Incorporating Predation Interactions in a Statistical Catch-at-age Model for a Predator-prey System in the Eastern Bering Sea

Multispecies virtual population analysis (MSVPA) has been used to model groundfish predation interactions in the eastern Bering Sea. This model incorporates predation mortality, M2, into the virtual population estimation process. However, this model framework lacks the statistical assumptions now commonly used in single-species assessment modeling in which statistical fitting of parameters is accomplished by considering how errors enter into the model and multiple data sources are used to estimate parameters. In this work, a two-species system (walleye pollock and Pacific cod) was derived to incorporate the predation equations from MSVPA into a multispecies statistical catch-at-age model (MSM). The MSM is a complex model that estimates population numbers and predation mortality based on catch-at-age data, relative indexes of abundance, predator annual ration and predator stomach contents using estimation procedures for the statistical part and the predation mortality.

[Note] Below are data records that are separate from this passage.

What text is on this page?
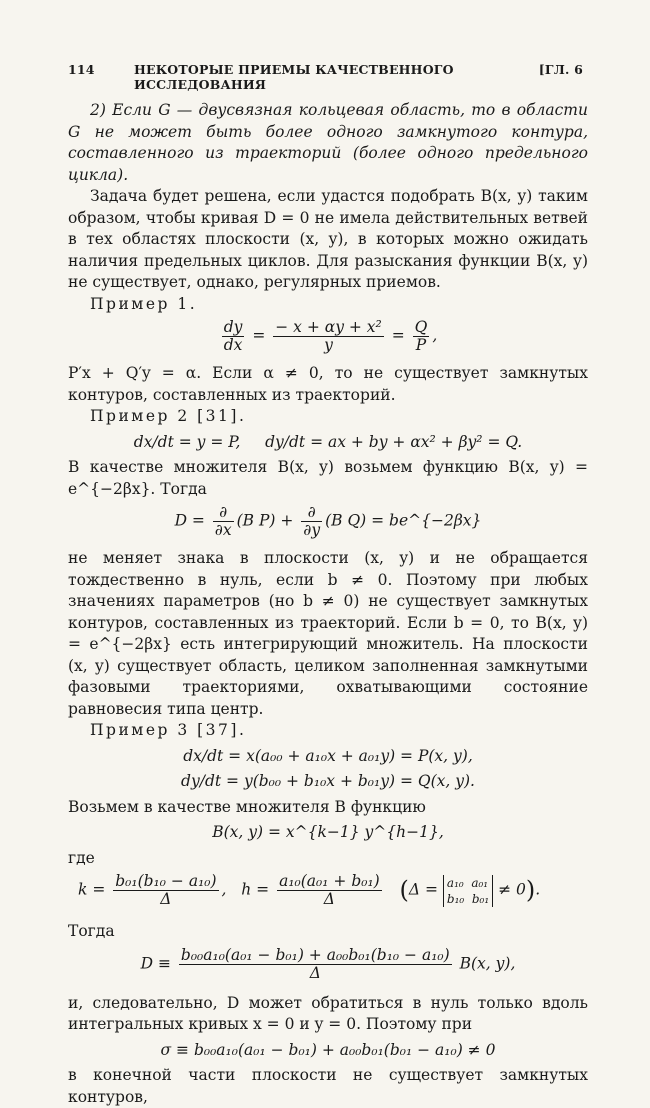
114	НЕКОТОРЫЕ ПРИЕМЫ КАЧЕСТВЕННОГО ИССЛЕДОВАНИЯ
[ГЛ. 6

2) Если G — двусвязная кольцевая область, то в области G не может быть более одного замкнутого контура, составленного из траекторий (более одного предельного цикла).

Задача будет решена, если удастся подобрать B(x, y) таким образом, чтобы кривая D = 0 не имела действительных ветвей в тех областях плоскости (x, y), в которых можно ожидать наличия предельных циклов. Для разыскания функции B(x, y) не существует, однако, регулярных приемов.

Пример 1.

$\frac{dy}{dx} = \frac{\text{− x + αy + x²}}{y} = \frac{Q}{P}$ ,

P′x + Q′y = α. Если α ≠ 0, то не существует замкнутых контуров, составленных из траекторий.

Пример 2 [31].

dx/dt = y = P,     dy/dt = ax + by + αx² + βy² = Q.

В качестве множителя B(x, y) возьмем функцию B(x, y) = e^{−2βx}. Тогда

$D = \frac{\partial}{\partial x} (B$ $P) + \frac{\partial}{\partial y} (B$ Q) = be^{−2βx}

не меняет знака в плоскости (x, y) и не обращается тождественно в нуль, если b ≠ 0. Поэтому при любых значениях параметров (но b ≠ 0) не существует замкнутых контуров, составленных из траекторий. Если b = 0, то B(x, y) = e^{−2βx} есть интегрирующий множитель. На плоскости (x, y) существует область, целиком заполненная замкнутыми фазовыми траекториями, охватывающими состояние равновесия типа центр.

Пример 3 [37].

dx/dt = x(a₀₀ + a₁₀x + a₀₁y) = P(x, y),

dy/dt = y(b₀₀ + b₁₀x + b₀₁y) = Q(x, y).

Возьмем в качестве множителя B функцию

B(x, y) = x^{k−1} y^{h−1},

где

$k = \frac{\text{b₀₁(b₁₀ − a₁₀)}}{\Delta}$ ,   $h = \frac{\text{a₁₀(a₀₁ + b₀₁)}}{\Delta} (\Delta = a_{10}$ a₀₁
b₁₀ b₀₁ ≠ 0).

Тогда

$D \equiv \frac{\text{b₀₀a₁₀(a₀₁ − b₀₁) + a₀₀b₀₁(b₁₀ − a₁₀)}}{\Delta} B(x$, y),

и, следовательно, D может обратиться в нуль только вдоль интегральных кривых x = 0 и y = 0. Поэтому при

σ ≡ b₀₀a₁₀(a₀₁ − b₀₁) + a₀₀b₀₁(b₀₁ − a₁₀) ≠ 0

в конечной части плоскости не существует замкнутых контуров,
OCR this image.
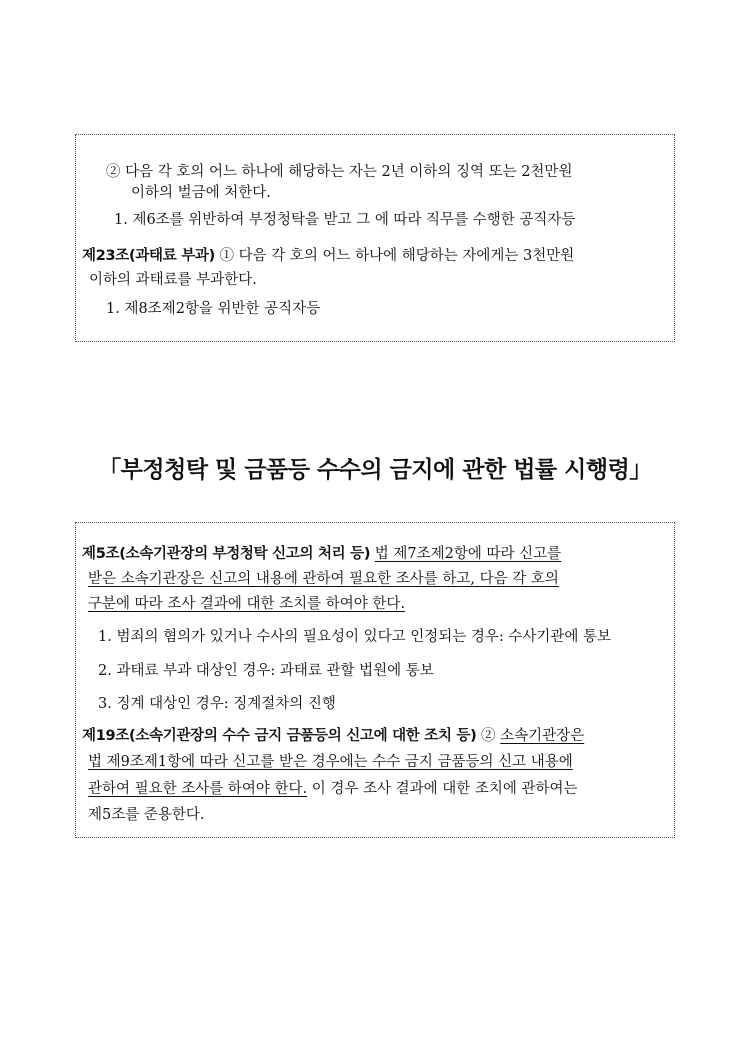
② 다음 각 호의 어느 하나에 해당하는 자는 2년 이하의 징역 또는 2천만원
이하의 벌금에 처한다.
1. 제6조를 위반하여 부정청탁을 받고 그 에 따라 직무를 수행한 공직자등
제23조(과태료 부과) ① 다음 각 호의 어느 하나에 해당하는 자에게는 3천만원
이하의 과태료를 부과한다.
1. 제8조제2항을 위반한 공직자등
「부정청탁 및 금품등 수수의 금지에 관한 법률 시행령」
제5조(소속기관장의 부정청탁 신고의 처리 등) 법 제7조제2항에 따라 신고를
받은 소속기관장은 신고의 내용에 관하여 필요한 조사를 하고, 다음 각 호의
구분에 따라 조사 결과에 대한 조치를 하여야 한다.
1. 범죄의 혐의가 있거나 수사의 필요성이 있다고 인정되는 경우: 수사기관에 통보
2. 과태료 부과 대상인 경우: 과태료 관할 법원에 통보
3. 징계 대상인 경우: 징계절차의 진행
제19조(소속기관장의 수수 금지 금품등의 신고에 대한 조치 등) ② 소속기관장은
법 제9조제1항에 따라 신고를 받은 경우에는 수수 금지 금품등의 신고 내용에
관하여 필요한 조사를 하여야 한다. 이 경우 조사 결과에 대한 조치에 관하여는
제5조를 준용한다.
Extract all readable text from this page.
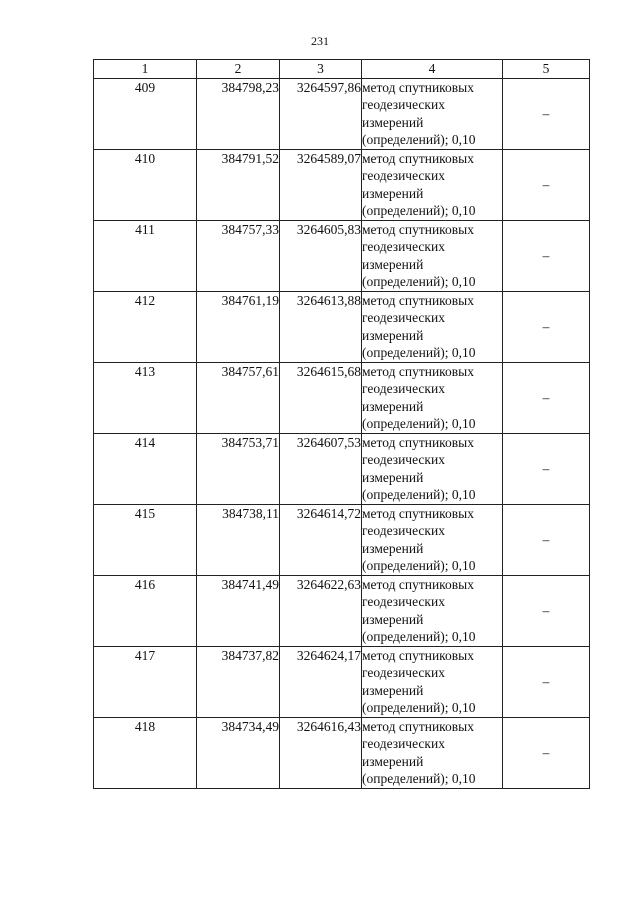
231
1	2	3	4	5
409	384798,23	3264597,86	метод спутниковых
геодезических
измерений
(определений); 0,10	–
410	384791,52	3264589,07	метод спутниковых
геодезических
измерений
(определений); 0,10	–
411	384757,33	3264605,83	метод спутниковых
геодезических
измерений
(определений); 0,10	–
412	384761,19	3264613,88	метод спутниковых
геодезических
измерений
(определений); 0,10	–
413	384757,61	3264615,68	метод спутниковых
геодезических
измерений
(определений); 0,10	–
414	384753,71	3264607,53	метод спутниковых
геодезических
измерений
(определений); 0,10	–
415	384738,11	3264614,72	метод спутниковых
геодезических
измерений
(определений); 0,10	–
416	384741,49	3264622,63	метод спутниковых
геодезических
измерений
(определений); 0,10	–
417	384737,82	3264624,17	метод спутниковых
геодезических
измерений
(определений); 0,10	–
418	384734,49	3264616,43	метод спутниковых
геодезических
измерений
(определений); 0,10	–
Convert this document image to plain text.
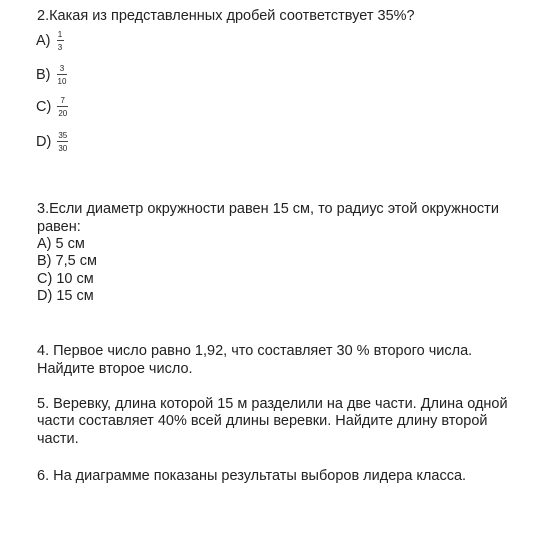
2.Какая из представленных дробей соответствует 35%?
$A) \frac{1}{3}$
$B) \frac{3}{10}$
$C) \frac{7}{20}$
$D) \frac{35}{30}$
3.Если диаметр окружности равен 15 см, то радиус этой окружности
равен:
A) 5 см
B) 7,5 см
C) 10 см
D) 15 см
4. Первое число равно 1,92, что составляет 30 % второго числа.
Найдите второе число.
5. Веревку, длина которой 15 м разделили на две части. Длина одной
части составляет 40% всей длины веревки. Найдите длину второй
части.
6. На диаграмме показаны результаты выборов лидера класса.
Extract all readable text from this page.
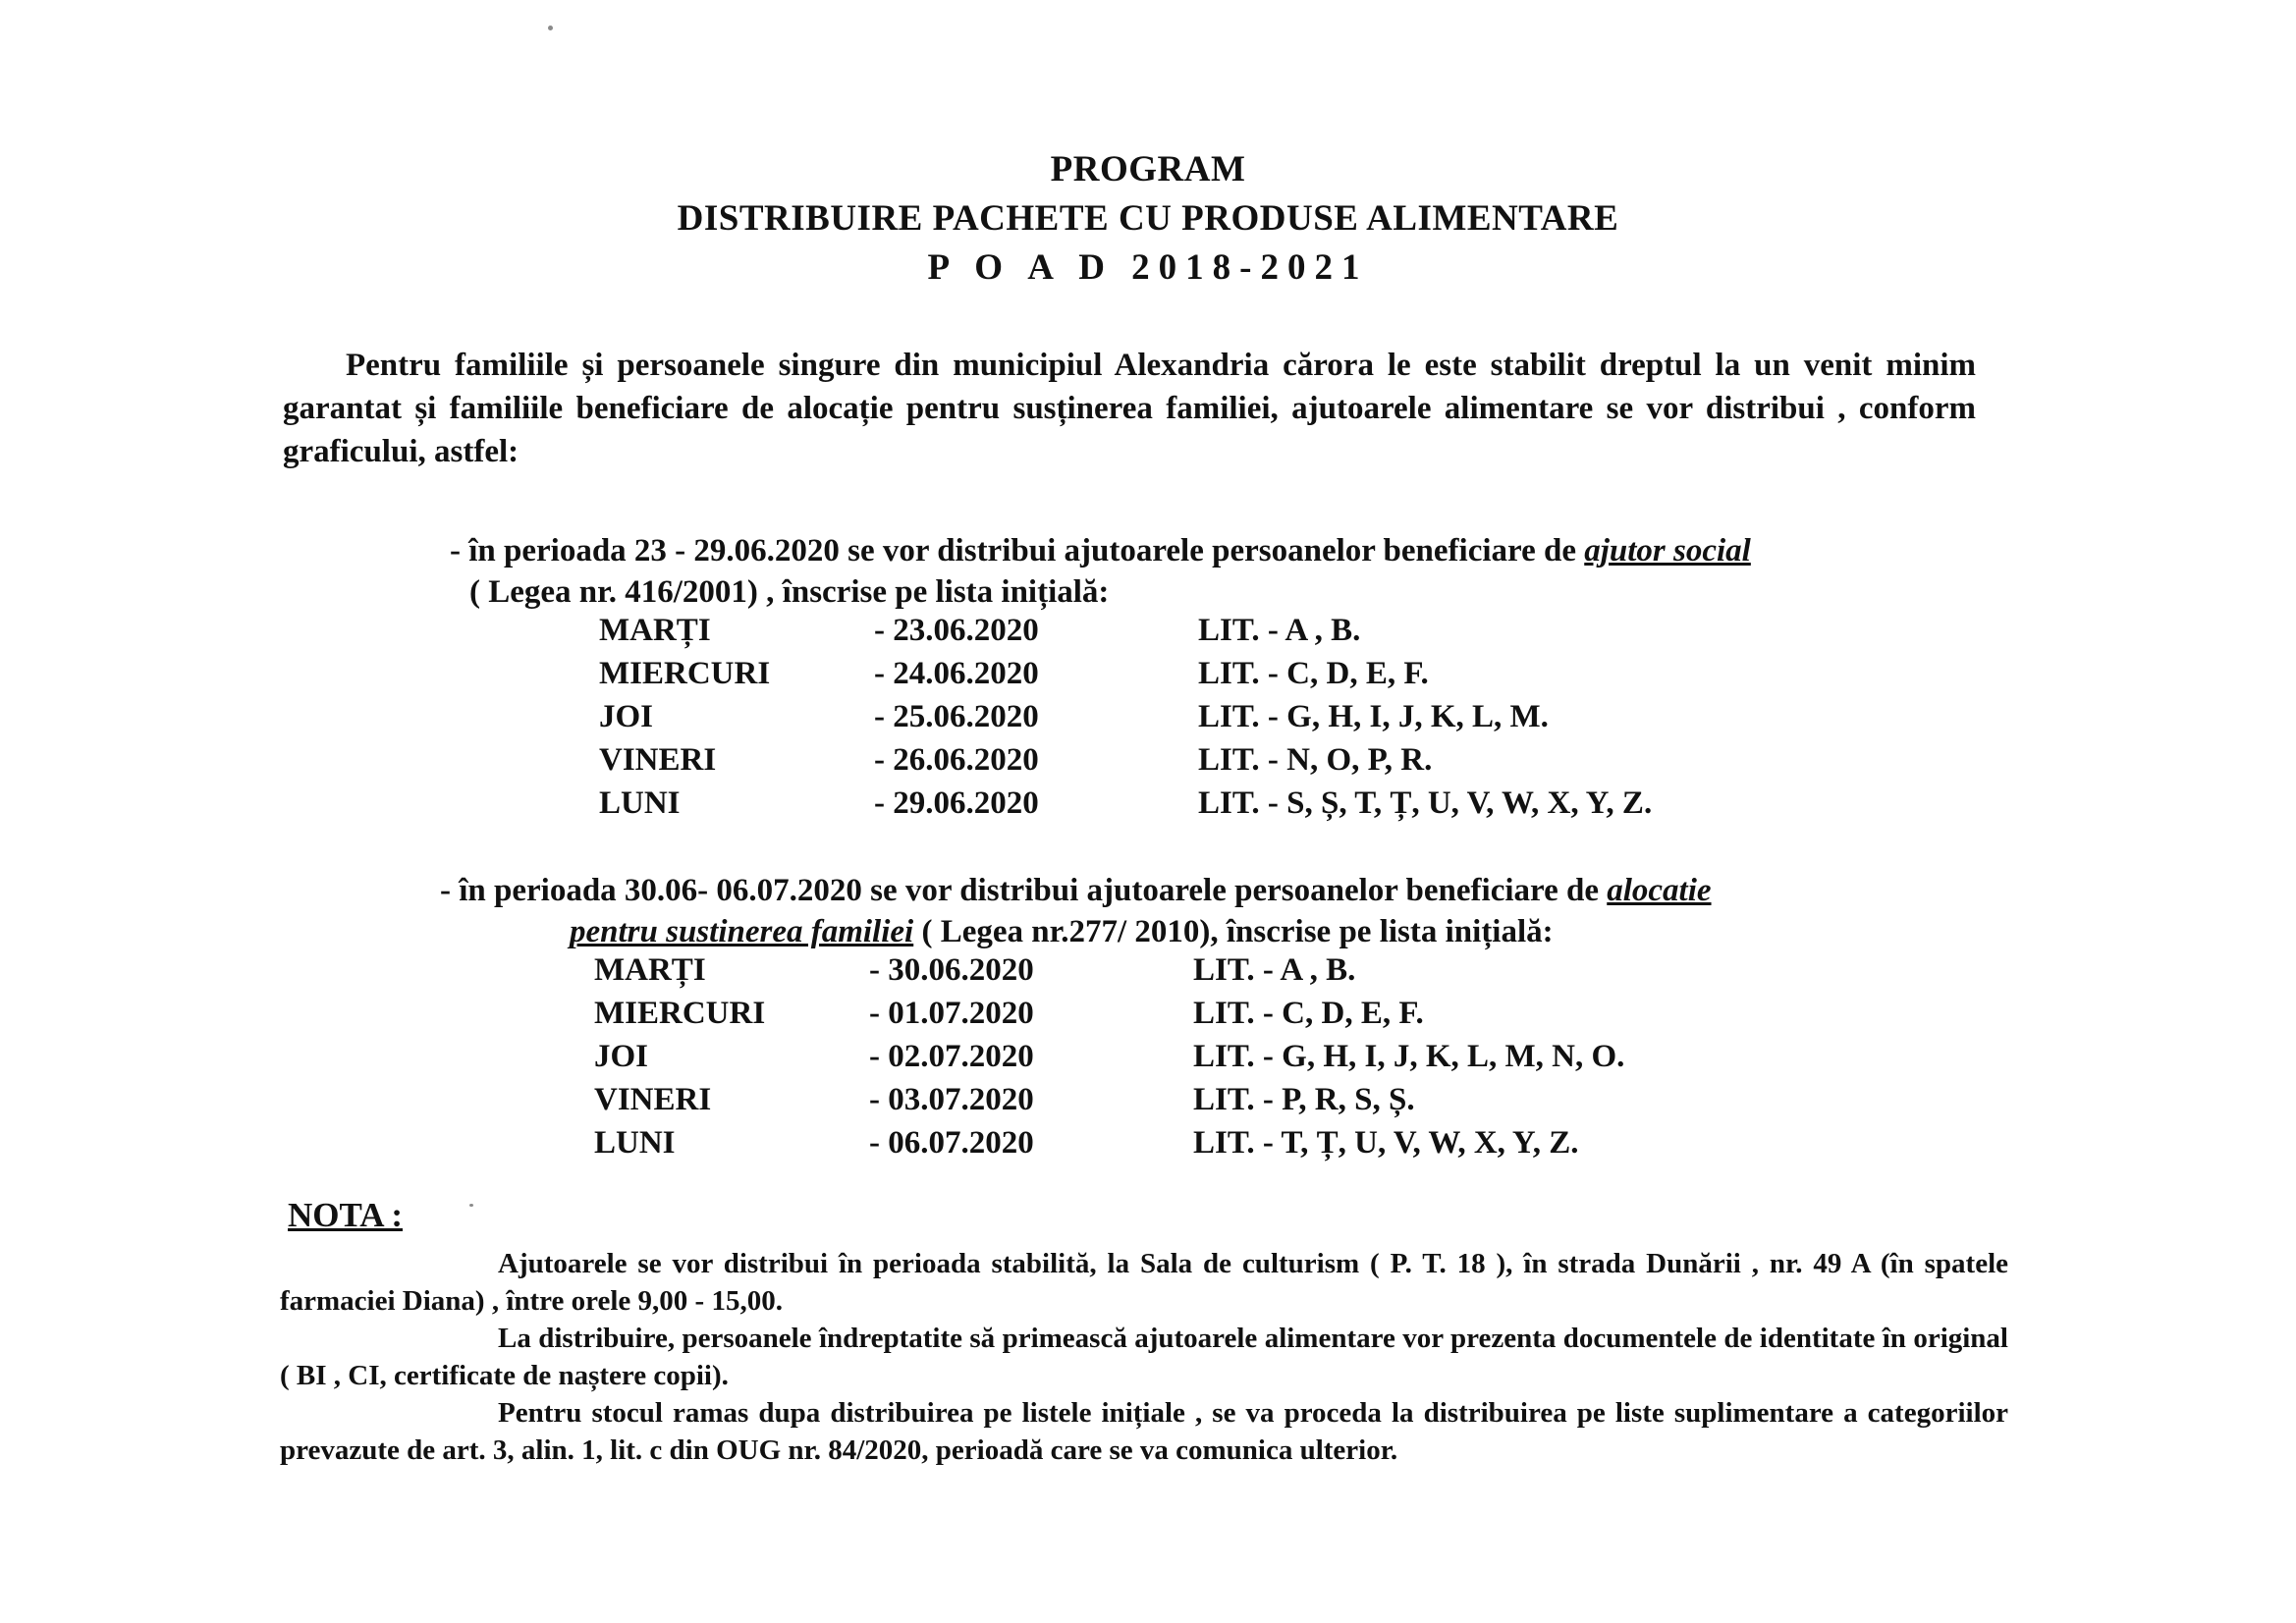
PROGRAM
DISTRIBUIRE PACHETE CU PRODUSE ALIMENTARE
P O A D 2018-2021
Pentru familiile și persoanele singure din municipiul Alexandria cărora le este stabilit dreptul la un venit minim garantat și familiile beneficiare de alocație pentru susținerea familiei, ajutoarele alimentare se vor distribui , conform graficului, astfel:
- în perioada 23 - 29.06.2020 se vor distribui ajutoarele persoanelor beneficiare de ajutor social
( Legea nr. 416/2001) , înscrise pe lista inițială:
MARȚI	- 23.06.2020	LIT. - A , B.
MIERCURI	- 24.06.2020	LIT. - C, D, E, F.
JOI	- 25.06.2020	LIT. - G, H, I, J, K, L, M.
VINERI	- 26.06.2020	LIT. - N, O, P, R.
LUNI	- 29.06.2020	LIT. - S, Ș, T, Ț, U, V, W, X, Y, Z.
- în perioada 30.06- 06.07.2020 se vor distribui ajutoarele persoanelor beneficiare de alocatie
pentru sustinerea familiei ( Legea nr.277/ 2010), înscrise pe lista inițială:
MARȚI	- 30.06.2020	LIT. - A , B.
MIERCURI	- 01.07.2020	LIT. - C, D, E, F.
JOI	- 02.07.2020	LIT. - G, H, I, J, K, L, M, N, O.
VINERI	- 03.07.2020	LIT. - P, R, S, Ș.
LUNI	- 06.07.2020	LIT. - T, Ț, U, V, W, X, Y, Z.
NOTA :

Ajutoarele se vor distribui în perioada stabilită, la Sala de culturism ( P. T. 18 ), în strada Dunării , nr. 49 A (în spatele farmaciei Diana) , între orele 9,00 - 15,00.

La distribuire, persoanele îndreptatite să primească ajutoarele alimentare vor prezenta documentele de identitate în original ( BI , CI, certificate de naștere copii).

Pentru stocul ramas dupa distribuirea pe listele inițiale , se va proceda la distribuirea pe liste suplimentare a categoriilor prevazute de art. 3, alin. 1, lit. c din OUG nr. 84/2020, perioadă care se va comunica ulterior.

MSM statistically estimates population parameters such as numbers at age and fishing mortality rates using either an optimization algorithm (Newton-Raphson for example) or Bayesian methods and an internal algorithm for the estimation of the predation mortality.

  Figure 1, see caption
Figure 1.  Comparison of estimates of average suitability coefficients for walleye pollock as predator from the multispecies virtual population analysis and the multispecies statistical model.

Results suggest that the multispecies statistical model reproduced most of the suitability coefficients (Fig. 1) and predation mortalities estimated by MSVPA and the adult population estimates from the single-species stock assessment. MSM also provides a measure of the uncertainty associated with these parameters, which is not available with the current MSVPA technology.

MSM is an important advancement in providing advice to fisheries managers because it incorporates the current tools used in stock assessment such as Bayesian methods and decision analysis into a multispecies context, helping to establish useful scenarios for management in the eastern Bering Sea. Future improvements to the model will include adding the full suite of groundfish predators presently modeled in the eastern Bering Sea MSVPA and incorporating stomach content data into the statistical estimation process.